6.4. Uitzicht, plaats en combinaties
1. Grootte Het logo moet steeds minimaal 9 mm hoog zijn en 13.5 mm breed. Voor kleine verpakkingen kan er uitzonderlijk verkleind worden naar een hoogte van 6mm. De ratio van 1:1.5 dient wel steeds gerespecteerd te worden. 2. Kleur De hoofdkleur is steeds groen Pantone nr. 376; en wanneer vierkleurendruk wordt toegepast: groen [50 % cyaan + 100 % geel]. Het logo kan echter ook in zwart wit gebruikt worden. Specifieke aanpassingen zijn mogelijk als de verpakking ervoor zorgt dat het logo onduidelijk wordt, bijvoorbeeld kleine kleuraanpassingen of een lege kader rond het logo. Deze aanpassingen mogen er echter nooit voor zorgen dat het karakter van het logo wijzigt of onduidelijk maakt. 3. Plaats Het logo dient niet vooraan op een verpakking te staan. Het mag ook meermaals voorkomen op een verpakking. Er zijn geen specifieke vereisten over de plaats waar het logo moet staan, het moet echter wel steeds leesbaar en duidelijk aanwezig zijn. 4. Combinaties met andere logo’s Het EU logo kan gebruikt worden in combinatie met een ander logo, bijvoorbeeld het biogarantielogo. De combinatie mag echter nooit op zo’n manier zijn dat het EU logo wijzigt in uitzicht. Naast elkaar is dus geen probleem.
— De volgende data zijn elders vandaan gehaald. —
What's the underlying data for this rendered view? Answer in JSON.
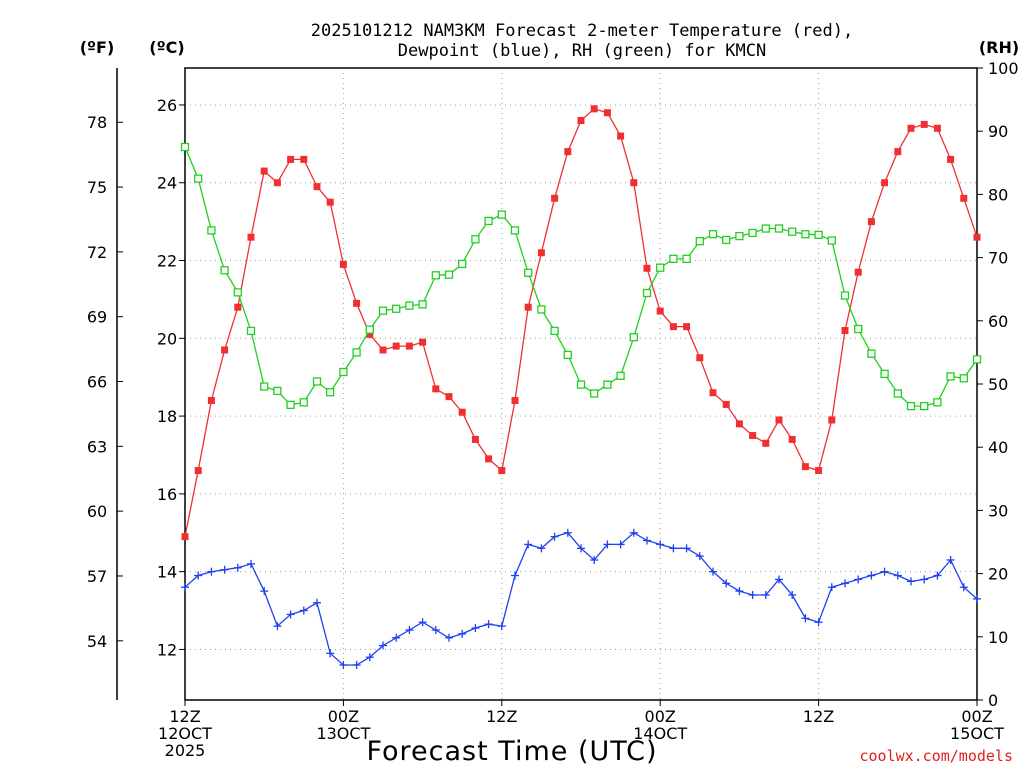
{
  "chart_data": {
    "type": "line",
    "title_lines": [
      "2025101212 NAM3KM Forecast 2-meter Temperature (red),",
      "Dewpoint (blue), RH (green) for KMCN"
    ],
    "xlabel": "Forecast Time (UTC)",
    "credit": "coolwx.com/models",
    "units": {
      "f": "(ºF)",
      "c": "(ºC)",
      "rh": "(RH)"
    },
    "x_range_hours": [
      0,
      60
    ],
    "x_ticks": [
      {
        "hour": 0,
        "lines": [
          "12Z",
          "12OCT",
          "2025"
        ]
      },
      {
        "hour": 12,
        "lines": [
          "00Z",
          "13OCT"
        ]
      },
      {
        "hour": 24,
        "lines": [
          "12Z"
        ]
      },
      {
        "hour": 36,
        "lines": [
          "00Z",
          "14OCT"
        ]
      },
      {
        "hour": 48,
        "lines": [
          "12Z"
        ]
      },
      {
        "hour": 60,
        "lines": [
          "00Z",
          "15OCT"
        ]
      }
    ],
    "celsius_axis": {
      "range": [
        10.7,
        26.95
      ],
      "ticks": [
        12,
        14,
        16,
        18,
        20,
        22,
        24,
        26
      ]
    },
    "fahrenheit_axis": {
      "ticks": [
        54,
        57,
        60,
        63,
        66,
        69,
        72,
        75,
        78
      ]
    },
    "rh_axis": {
      "range": [
        0,
        100
      ],
      "ticks": [
        0,
        10,
        20,
        30,
        40,
        50,
        60,
        70,
        80,
        90,
        100
      ]
    },
    "series": [
      {
        "name": "Temperature",
        "axis": "celsius",
        "color": "#f03030",
        "marker": "filled-square",
        "x": [
          0,
          1,
          2,
          3,
          4,
          5,
          6,
          7,
          8,
          9,
          10,
          11,
          12,
          13,
          14,
          15,
          16,
          17,
          18,
          19,
          20,
          21,
          22,
          23,
          24,
          25,
          26,
          27,
          28,
          29,
          30,
          31,
          32,
          33,
          34,
          35,
          36,
          37,
          38,
          39,
          40,
          41,
          42,
          43,
          44,
          45,
          46,
          47,
          48,
          49,
          50,
          51,
          52,
          53,
          54,
          55,
          56,
          57,
          58,
          59,
          60
        ],
        "values": [
          14.9,
          16.6,
          18.4,
          19.7,
          20.8,
          22.6,
          24.3,
          24.0,
          24.6,
          24.6,
          23.9,
          23.5,
          21.9,
          20.9,
          20.1,
          19.7,
          19.8,
          19.8,
          19.9,
          18.7,
          18.5,
          18.1,
          17.4,
          16.9,
          16.6,
          18.4,
          20.8,
          22.2,
          23.6,
          24.8,
          25.6,
          25.9,
          25.8,
          25.2,
          24.0,
          21.8,
          20.7,
          20.3,
          20.3,
          19.5,
          18.6,
          18.3,
          17.8,
          17.5,
          17.3,
          17.9,
          17.4,
          16.7,
          16.6,
          17.9,
          20.2,
          21.7,
          23.0,
          24.0,
          24.8,
          25.4,
          25.5,
          25.4,
          24.6,
          23.6,
          22.6
        ]
      },
      {
        "name": "Dewpoint",
        "axis": "celsius",
        "color": "#2040f0",
        "marker": "plus",
        "x": [
          0,
          1,
          2,
          3,
          4,
          5,
          6,
          7,
          8,
          9,
          10,
          11,
          12,
          13,
          14,
          15,
          16,
          17,
          18,
          19,
          20,
          21,
          22,
          23,
          24,
          25,
          26,
          27,
          28,
          29,
          30,
          31,
          32,
          33,
          34,
          35,
          36,
          37,
          38,
          39,
          40,
          41,
          42,
          43,
          44,
          45,
          46,
          47,
          48,
          49,
          50,
          51,
          52,
          53,
          54,
          55,
          56,
          57,
          58,
          59,
          60
        ],
        "values": [
          13.6,
          13.9,
          14.0,
          14.05,
          14.1,
          14.2,
          13.5,
          12.6,
          12.9,
          13.0,
          13.2,
          11.9,
          11.6,
          11.6,
          11.8,
          12.1,
          12.3,
          12.5,
          12.7,
          12.5,
          12.3,
          12.4,
          12.55,
          12.65,
          12.6,
          13.9,
          14.7,
          14.6,
          14.9,
          15.0,
          14.6,
          14.3,
          14.7,
          14.7,
          15.0,
          14.8,
          14.7,
          14.6,
          14.6,
          14.4,
          14.0,
          13.7,
          13.5,
          13.4,
          13.4,
          13.8,
          13.4,
          12.8,
          12.7,
          13.6,
          13.7,
          13.8,
          13.9,
          14.0,
          13.9,
          13.75,
          13.8,
          13.9,
          14.3,
          13.6,
          13.3
        ]
      },
      {
        "name": "Relative Humidity",
        "axis": "rh",
        "color": "#20d020",
        "marker": "open-square",
        "x": [
          0,
          1,
          2,
          3,
          4,
          5,
          6,
          7,
          8,
          9,
          10,
          11,
          12,
          13,
          14,
          15,
          16,
          17,
          18,
          19,
          20,
          21,
          22,
          23,
          24,
          25,
          26,
          27,
          28,
          29,
          30,
          31,
          32,
          33,
          34,
          35,
          36,
          37,
          38,
          39,
          40,
          41,
          42,
          43,
          44,
          45,
          46,
          47,
          48,
          49,
          50,
          51,
          52,
          53,
          54,
          55,
          56,
          57,
          58,
          59,
          60
        ],
        "values": [
          87.5,
          82.5,
          74.3,
          68.0,
          64.5,
          58.4,
          49.6,
          48.9,
          46.7,
          47.1,
          50.4,
          48.7,
          51.9,
          55.0,
          58.6,
          61.6,
          61.9,
          62.4,
          62.6,
          67.2,
          67.3,
          69.0,
          72.9,
          75.8,
          76.8,
          74.3,
          67.6,
          61.8,
          58.4,
          54.6,
          49.9,
          48.5,
          49.9,
          51.3,
          57.4,
          64.4,
          68.4,
          69.8,
          69.8,
          72.6,
          73.7,
          72.8,
          73.4,
          73.9,
          74.6,
          74.6,
          74.1,
          73.7,
          73.6,
          72.7,
          64.0,
          58.7,
          54.8,
          51.6,
          48.5,
          46.5,
          46.5,
          47.1,
          51.2,
          50.9,
          53.9
        ]
      }
    ]
  }
}
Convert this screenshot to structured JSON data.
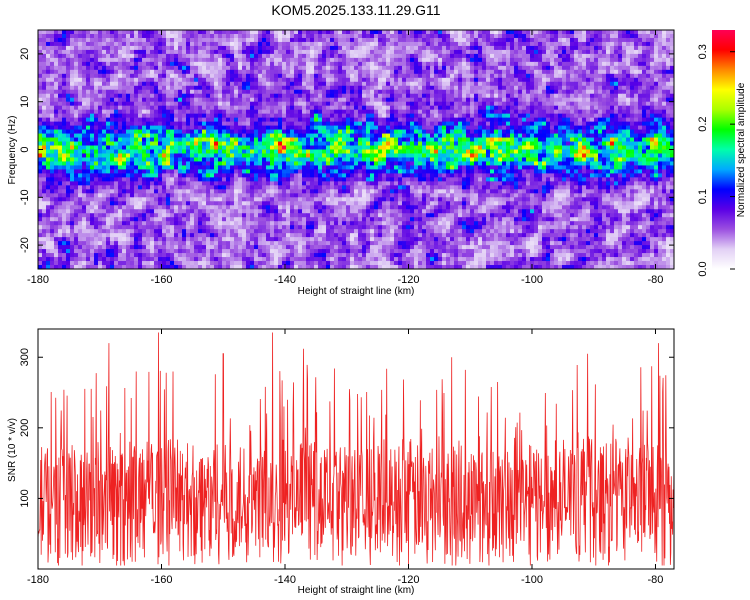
{
  "title": "KOM5.2025.133.11.29.G11",
  "chart_data": [
    {
      "type": "heatmap",
      "xlabel": "Height of straight line (km)",
      "ylabel": "Frequency (Hz)",
      "xlim": [
        -180,
        -77
      ],
      "ylim": [
        -25,
        25
      ],
      "xticks": [
        -180,
        -160,
        -140,
        -120,
        -100,
        -80
      ],
      "yticks": [
        -20,
        -10,
        0,
        10,
        20
      ],
      "colorbar": {
        "label": "Normalized spectral amplitude",
        "range": [
          0.0,
          0.33
        ],
        "ticks": [
          0.0,
          0.1,
          0.2,
          0.3
        ],
        "colormap": [
          "#ffffff",
          "#e2d0f5",
          "#9b4fe0",
          "#5a00e6",
          "#0000ff",
          "#00aaff",
          "#00ffaa",
          "#00ff00",
          "#aaff00",
          "#ffff00",
          "#ff8800",
          "#ff0000",
          "#ff0055"
        ]
      },
      "band": {
        "center_hz": 0,
        "halfwidth_hz": 5,
        "peak_amplitude": 0.3
      },
      "background_amplitude": 0.05
    },
    {
      "type": "line",
      "xlabel": "Height of straight line (km)",
      "ylabel": "SNR (10 * v/v)",
      "xlim": [
        -180,
        -77
      ],
      "ylim": [
        0,
        340
      ],
      "xticks": [
        -180,
        -160,
        -140,
        -120,
        -100,
        -80
      ],
      "yticks": [
        100,
        200,
        300
      ],
      "series_color": "#ee2222",
      "mean": 100,
      "min": 5,
      "max": 335,
      "peaks": [
        {
          "x": -160.5,
          "y": 335
        },
        {
          "x": -142,
          "y": 335
        },
        {
          "x": -168.5,
          "y": 320
        },
        {
          "x": -79.5,
          "y": 320
        },
        {
          "x": -91,
          "y": 305
        },
        {
          "x": -137,
          "y": 312
        },
        {
          "x": -113,
          "y": 300
        },
        {
          "x": -150,
          "y": 305
        }
      ]
    }
  ]
}
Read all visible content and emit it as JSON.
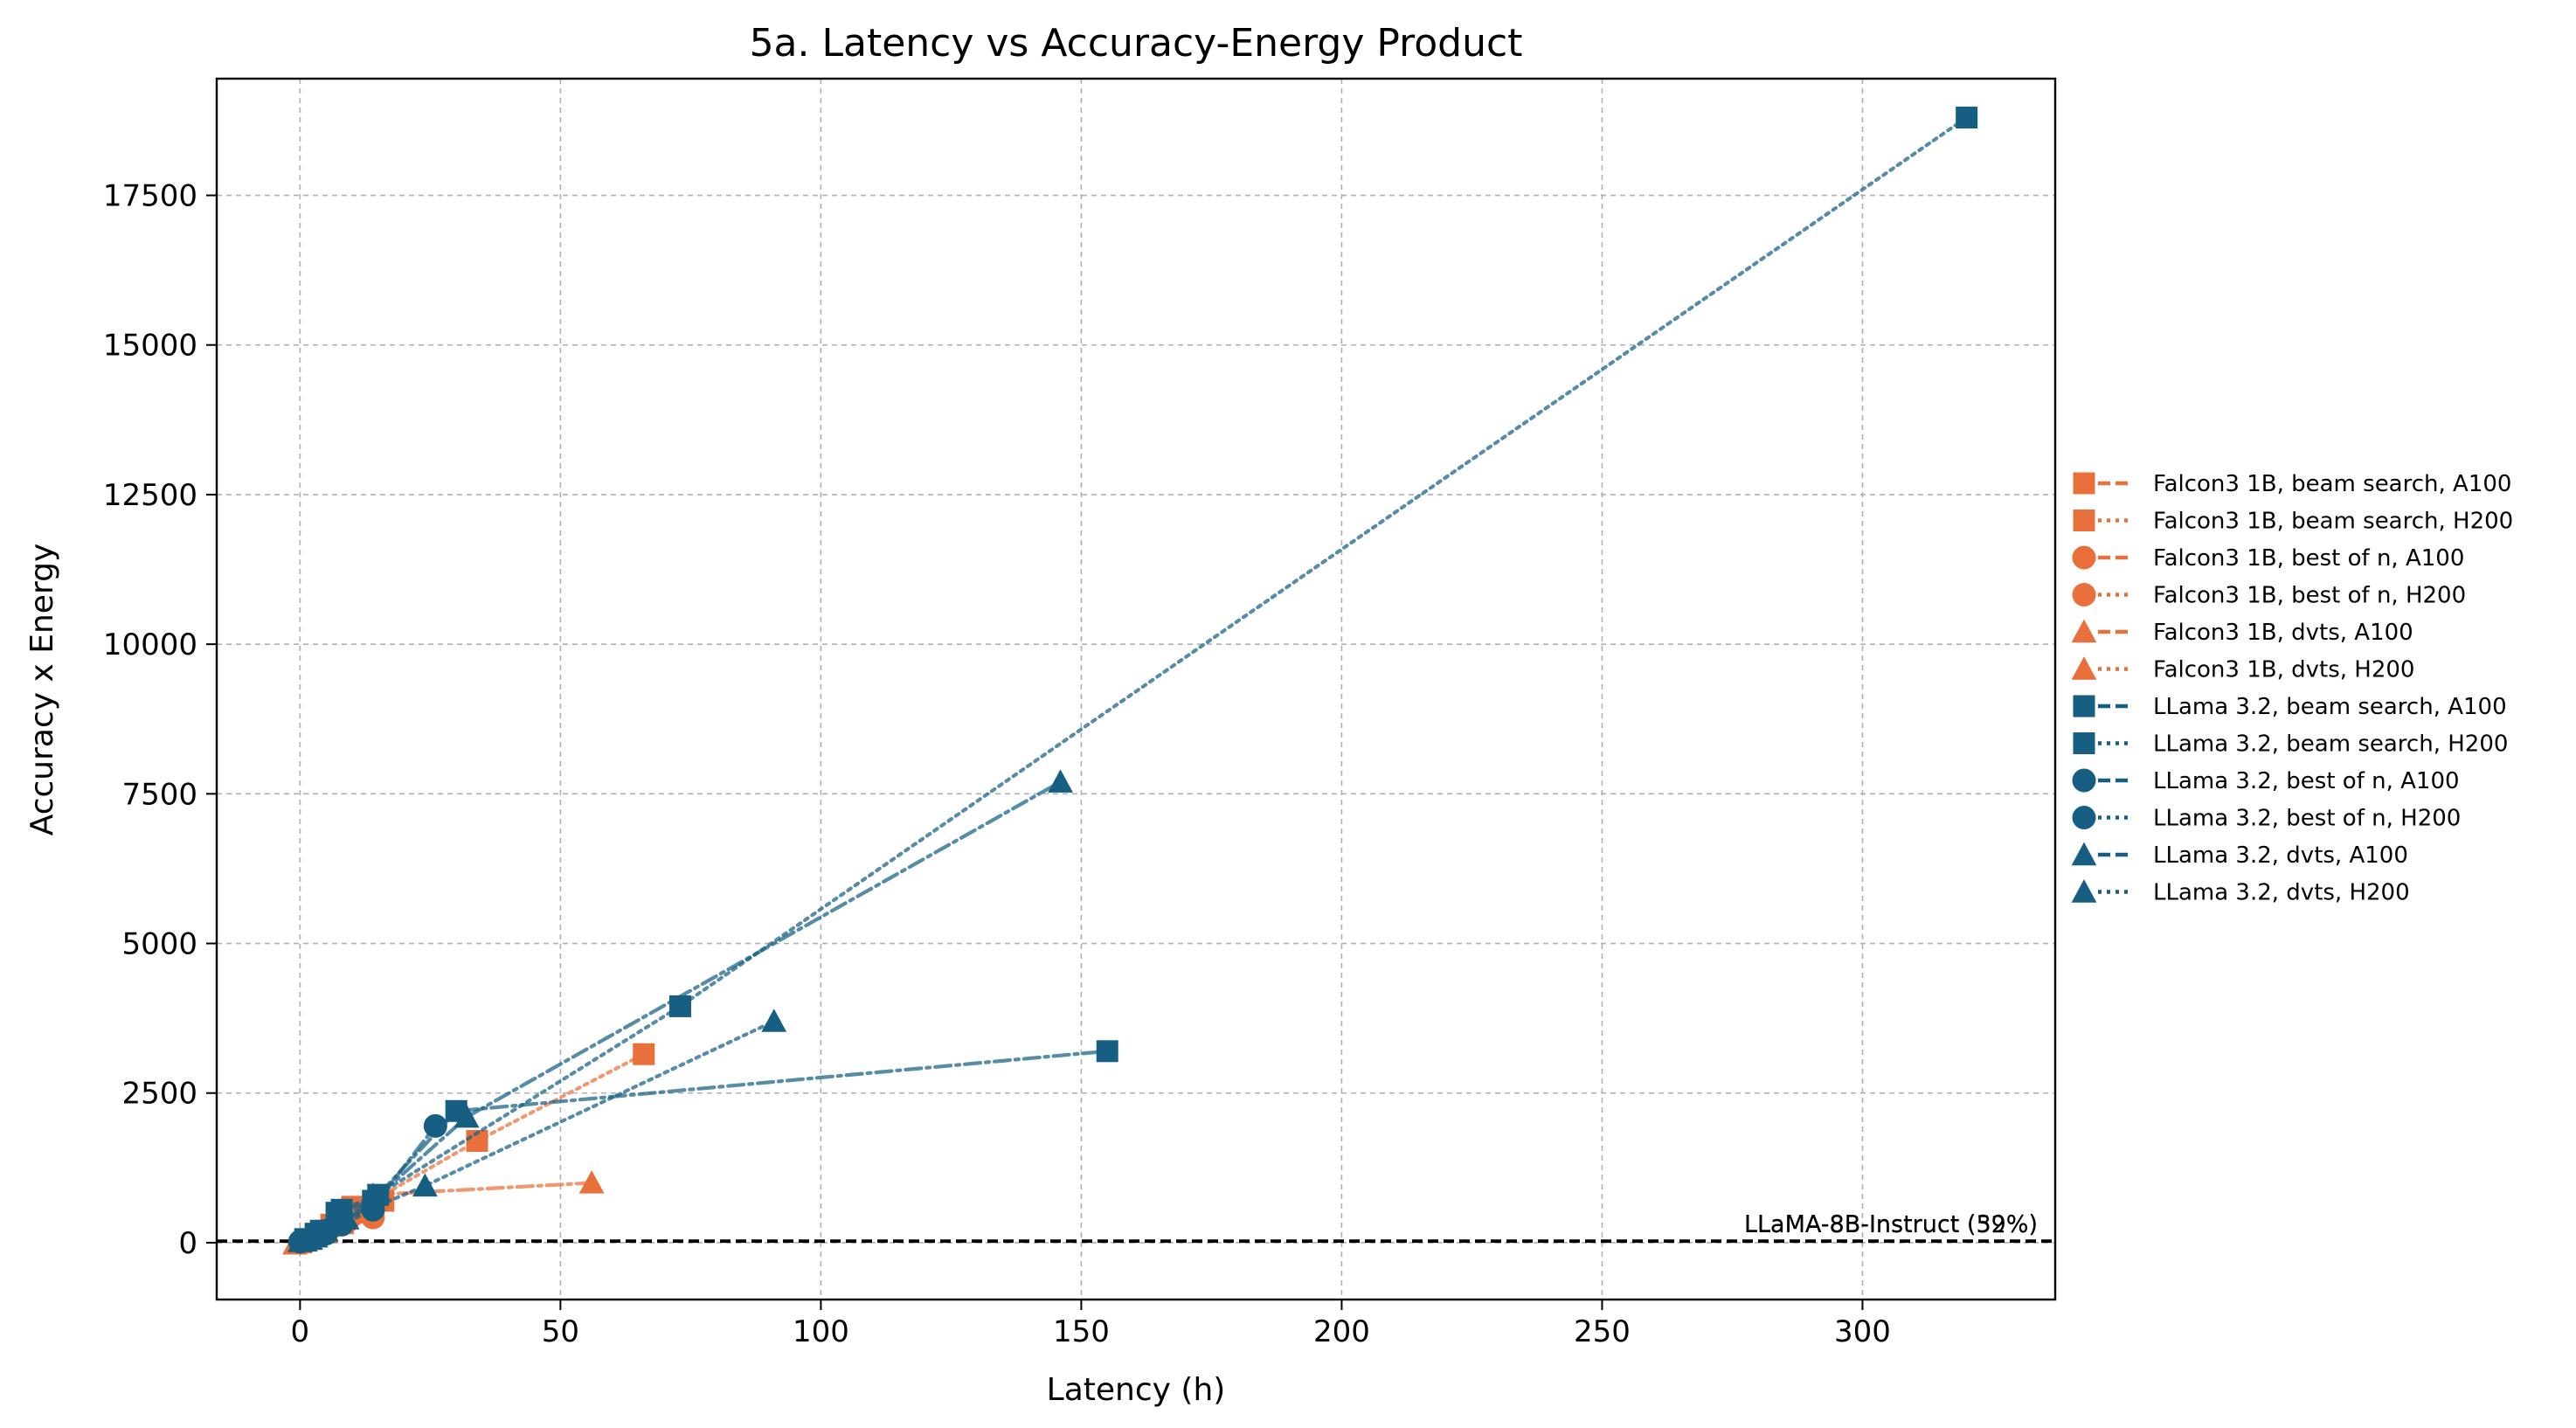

bio.wwz.eti - v04 – 01/09/2012
p.6/7
6.5. Overgangsmaatregelen Het logo is verplicht vanaf 01/07/2010. Producten die verpakt werden voor 01/07/2010, mogen verder gecommercialiseerd worden tot de voorraad op is. Producten die verpakt werden na 01/07/2010 en voldoen aan de voorschriften van EG verordening 834/2007, mogen worden verhandeld in oude verpakkingen tot 01/07/2012. 6.6. Waar kan u het logo vinden? http://ec.europa.eu/agriculture/organic/eu-policy/logo_nl Op deze webpagina kan u ook een “user manual of the EU organic farming logo” downloaden met concrete voorbeelden van logo’s en etiketten.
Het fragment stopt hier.